The largest refracting telescope in the world is the 40-inch diameter Yerkes telescope located at Lake Geneva, Wisconsin (Figure \(\PageIndex{6}\)), and operated by the University of Chicago.

It is very difficult and expensive to build large refracting telescopes. You need large defect-free lenses, which in itself is a technically demanding task. A refracting telescope basically looks like a tube with a support structure to rotate it in different directions. A refracting telescope suffers from several problems. The aberration of lenses causes the image to be blurred. Also, as the lenses become thicker for larger lenses, more light is absorbed, making faint stars more difficult to observe. Large lenses are also very heavy and deform under their own weight. Some of these problems with refracting telescopes are addressed by avoiding refraction for collecting light and instead using a curved mirror in its place, as devised by Isaac Newton. These telescopes are called reflecting telescopes.

## Reflecting Telescopes

Isaac Newton designed the first reflecting telescope around 1670 to solve the problem of chromatic aberration that happens in all refracting telescopes. In chromatic aberration, light of different colors refracts by slightly different amounts in the lens. As a result, a rainbow appears around the image and the image appears blurred. In the reflecting telescope, light rays from a distant source fall upon the surface of a concave mirror fixed at the bottom end of the tube. The use of a mirror instead of a lens eliminates chromatic aberration. The concave mirror focuses the rays on its focal plane. The design problem is how to observe the focused image. Newton used a design in which the focused light from the concave mirror was reflected to one side of the tube into an eyepiece (Figure \(\PageIndex{7a}\)). This arrangement is common in many amateur telescopes and is called the Newtonian design.

Some telescopes reflect the light back toward the middle of the concave mirror using a convex mirror. In this arrangement, the light-gathering concave mirror has a hole in the middle (\(\PageIndex{7b}\)). The light then is incident on an eyepiece lens. This arrangement of the objective and eyepiece is called the ** Cassegrain design**. Most big telescopes, including the Hubble space telescope, are of this design. Other arrangements are also possible. In some telescopes, a light detector is placed right at the spot where light is focused by the curved mirror.

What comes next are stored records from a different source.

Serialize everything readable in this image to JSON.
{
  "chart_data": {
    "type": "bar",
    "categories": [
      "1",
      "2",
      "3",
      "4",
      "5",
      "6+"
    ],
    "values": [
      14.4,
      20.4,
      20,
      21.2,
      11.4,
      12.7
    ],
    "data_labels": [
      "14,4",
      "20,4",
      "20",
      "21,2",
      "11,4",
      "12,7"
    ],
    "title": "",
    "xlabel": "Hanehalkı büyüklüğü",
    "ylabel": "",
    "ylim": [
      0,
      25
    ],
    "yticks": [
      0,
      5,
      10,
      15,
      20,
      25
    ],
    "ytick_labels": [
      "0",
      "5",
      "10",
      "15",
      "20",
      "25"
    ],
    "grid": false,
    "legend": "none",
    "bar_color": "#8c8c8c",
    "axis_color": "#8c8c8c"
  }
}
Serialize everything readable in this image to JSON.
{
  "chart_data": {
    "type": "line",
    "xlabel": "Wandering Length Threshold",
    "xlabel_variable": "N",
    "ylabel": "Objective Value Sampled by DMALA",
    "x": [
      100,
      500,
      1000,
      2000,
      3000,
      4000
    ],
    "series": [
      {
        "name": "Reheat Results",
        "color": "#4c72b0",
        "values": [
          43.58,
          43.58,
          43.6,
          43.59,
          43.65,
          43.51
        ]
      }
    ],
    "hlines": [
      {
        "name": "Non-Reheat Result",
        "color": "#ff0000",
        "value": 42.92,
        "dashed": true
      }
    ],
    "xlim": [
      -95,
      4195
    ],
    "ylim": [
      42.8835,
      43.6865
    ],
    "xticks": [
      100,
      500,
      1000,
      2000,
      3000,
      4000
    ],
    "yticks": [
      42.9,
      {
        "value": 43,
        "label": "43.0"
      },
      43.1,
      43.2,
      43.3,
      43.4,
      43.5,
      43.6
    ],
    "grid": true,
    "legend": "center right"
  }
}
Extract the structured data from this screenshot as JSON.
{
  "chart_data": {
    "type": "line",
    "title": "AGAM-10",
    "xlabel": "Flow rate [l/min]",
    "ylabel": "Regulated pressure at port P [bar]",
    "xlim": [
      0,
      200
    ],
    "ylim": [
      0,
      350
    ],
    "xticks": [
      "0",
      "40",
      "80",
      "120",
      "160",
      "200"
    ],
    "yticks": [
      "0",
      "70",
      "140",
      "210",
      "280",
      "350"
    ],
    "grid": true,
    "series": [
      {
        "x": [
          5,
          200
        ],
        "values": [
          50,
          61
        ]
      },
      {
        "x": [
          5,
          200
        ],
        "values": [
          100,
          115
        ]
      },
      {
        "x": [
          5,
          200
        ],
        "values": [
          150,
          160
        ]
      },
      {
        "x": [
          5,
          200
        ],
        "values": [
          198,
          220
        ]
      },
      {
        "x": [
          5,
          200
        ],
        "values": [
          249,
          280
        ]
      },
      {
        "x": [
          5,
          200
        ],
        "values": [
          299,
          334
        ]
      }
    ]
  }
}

Most astronomical research telescopes are now of the reflecting type. One of the earliest large telescopes of this kind is the Hale 200-inch (or 5-meter) telescope built on Mount Palomar in southern California, which has a 200 inch-diameter mirror. One of the largest telescopes in the world is the 10-meter Keck telescope at the Keck Observatory on the summit of the dormant Mauna Kea volcano in Hawaii. The Keck Observatory operates two 10-meter telescopes. Each is not a single mirror, but is instead made up of 36 hexagonal mirrors. Furthermore, the two telescopes on the Keck can work together, which increases their power to an effective 85-meter mirror. The Hubble telescope (Figure \(\PageIndex{8}\)) is another large reflecting telescope with a 2.4 meter-diameter primary mirror. The Hubble was put into orbit around Earth in 1990.

The angular magnification \(M\) of a reflecting telescope is also given by Equation \ref{eq2.36}. For a spherical mirror, the focal length is half the radius of curvature, so making a large objective mirror not only helps the telescope collect more light, but also increases the magnification of the image.